Cheadle is no help here, his glowering persona purposefully geared to make his accomplice more acceptable. While many of his gestures seem clamorous (he gives a hungry prisoner his food), the actor does try to complicate his character. But again, he does so to the detriment of the intrigue. Since Samir is such an honourable and decent man, we can't think him committing mass mutilate. Even as he appears to be preparing for the act, we inherently suspect another course of action.


As a director, Nachmanoff is non good at such misdirection. He wears his adumbration right out on his cinematic sleeve.
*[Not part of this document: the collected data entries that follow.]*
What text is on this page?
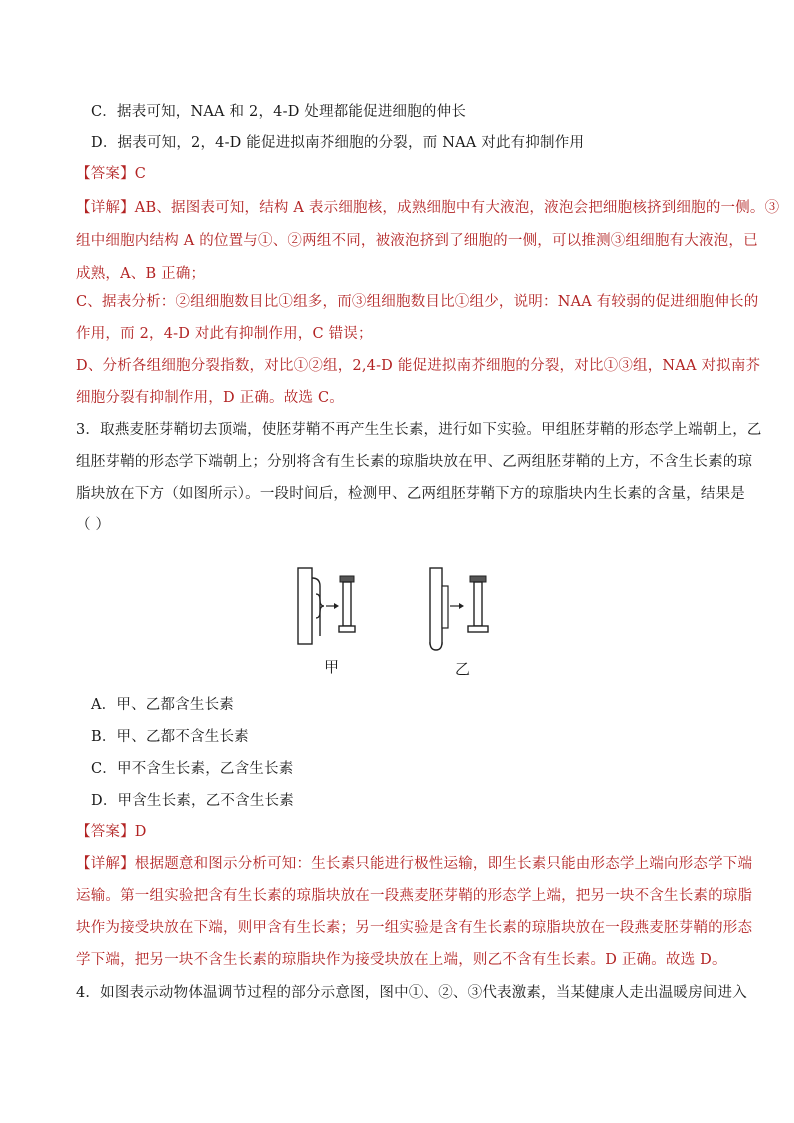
C．据表可知，NAA 和 2，4-D 处理都能促进细胞的伸长
D．据表可知，2，4-D 能促进拟南芥细胞的分裂，而 NAA 对此有抑制作用
【答案】C
【详解】AB、据图表可知，结构 A 表示细胞核，成熟细胞中有大液泡，液泡会把细胞核挤到细胞的一侧。③
组中细胞内结构 A 的位置与①、②两组不同，被液泡挤到了细胞的一侧，可以推测③组细胞有大液泡，已
成熟，A、B 正确；
C、据表分析：②组细胞数目比①组多，而③组细胞数目比①组少，说明：NAA 有较弱的促进细胞伸长的
作用，而 2，4-D 对此有抑制作用，C 错误；
D、分析各组细胞分裂指数，对比①②组，2,4-D 能促进拟南芥细胞的分裂，对比①③组，NAA 对拟南芥
细胞分裂有抑制作用，D 正确。故选 C。
3．取燕麦胚芽鞘切去顶端，使胚芽鞘不再产生生长素，进行如下实验。甲组胚芽鞘的形态学上端朝上，乙
组胚芽鞘的形态学下端朝上；分别将含有生长素的琼脂块放在甲、乙两组胚芽鞘的上方，不含生长素的琼
脂块放在下方（如图所示）。一段时间后，检测甲、乙两组胚芽鞘下方的琼脂块内生长素的含量，结果是
（ ）
A．甲、乙都含生长素
B．甲、乙都不含生长素
C．甲不含生长素，乙含生长素
D．甲含生长素，乙不含生长素
【答案】D
【详解】根据题意和图示分析可知：生长素只能进行极性运输，即生长素只能由形态学上端向形态学下端
运输。第一组实验把含有生长素的琼脂块放在一段燕麦胚芽鞘的形态学上端，把另一块不含生长素的琼脂
块作为接受块放在下端，则甲含有生长素；另一组实验是含有生长素的琼脂块放在一段燕麦胚芽鞘的形态
学下端，把另一块不含生长素的琼脂块作为接受块放在上端，则乙不含有生长素。D 正确。故选 D。
4．如图表示动物体温调节过程的部分示意图，图中①、②、③代表激素，当某健康人走出温暖房间进入
甲	乙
Granted, we don't anticipate much from the man who co-scripted Roland Emmerich's dopey The Day After Tomorrow, just in a current climate of "us vs. them," Nachmanoff's conservative approach only muddies the clash. It's hard to be pushed to the edge of your seat when the moralizing and mean game good guys (Pearce and McDonough are appropriately angry Americans) keep pushing you back.


Most healthy people understand that at that place is a clear contradiction between dogma and the interpreted right to demolish. By pickings both sides seriously, Traitor might be reasonable, but it's far from involving.




Not sure... do we have Prince Albert in a can?